Security analysts Cyber-Ark found that 14% of users choose sequential combinations such as 1234, QWERTY, or ABCD whilst 16% use their first name as a password.
Four percent of users, meanwhile, opted for ‘password’ or a similar derivative as their password, and 5% had chosen the names of pop singers or TV shows.
Three percent had chosen nonchalant passwords including yes’, ‘no’, ‘idontcare’, and ‘whatever’.
“More than a third of users could have their accounts totally compromised by hackers using a password library-assisted form of hacker attack that could be completed on most systems in a matter of hours,” said Cyber-Ark vice president Adam Bosnian.
“This study confirms what we’ve know for some time here at Cyber-Ark, namely there is a lot of naivety when it comes to password security out there in IT userland.”

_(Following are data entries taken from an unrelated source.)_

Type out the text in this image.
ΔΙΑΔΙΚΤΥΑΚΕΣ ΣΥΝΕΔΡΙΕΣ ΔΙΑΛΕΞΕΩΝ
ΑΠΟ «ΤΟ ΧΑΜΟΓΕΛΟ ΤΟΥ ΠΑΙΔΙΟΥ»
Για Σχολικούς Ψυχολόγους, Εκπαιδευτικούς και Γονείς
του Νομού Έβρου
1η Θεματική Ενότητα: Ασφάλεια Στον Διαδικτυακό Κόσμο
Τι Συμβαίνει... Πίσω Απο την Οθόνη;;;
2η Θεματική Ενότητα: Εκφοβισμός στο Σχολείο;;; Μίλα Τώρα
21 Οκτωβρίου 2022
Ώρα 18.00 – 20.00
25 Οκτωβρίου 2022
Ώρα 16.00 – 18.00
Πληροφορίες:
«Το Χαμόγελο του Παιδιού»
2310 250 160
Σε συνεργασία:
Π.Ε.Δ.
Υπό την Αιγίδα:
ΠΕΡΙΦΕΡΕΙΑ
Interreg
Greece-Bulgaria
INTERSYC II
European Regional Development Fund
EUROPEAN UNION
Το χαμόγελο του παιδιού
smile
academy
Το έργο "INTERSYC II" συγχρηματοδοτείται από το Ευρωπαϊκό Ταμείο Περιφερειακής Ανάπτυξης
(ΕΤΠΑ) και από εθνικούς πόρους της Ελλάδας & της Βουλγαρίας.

Because of this naivety, Bosnian believes it is vital that IT managers educate staff about the need for secure password choices.
There is also a strong argument for having passwords chosen by the IT department rather than individual users, Bosnian said.
If a user whose password is stolen has admin privileges at a company, that company’s IT security would end up ‘dead in the water,’ he concluded.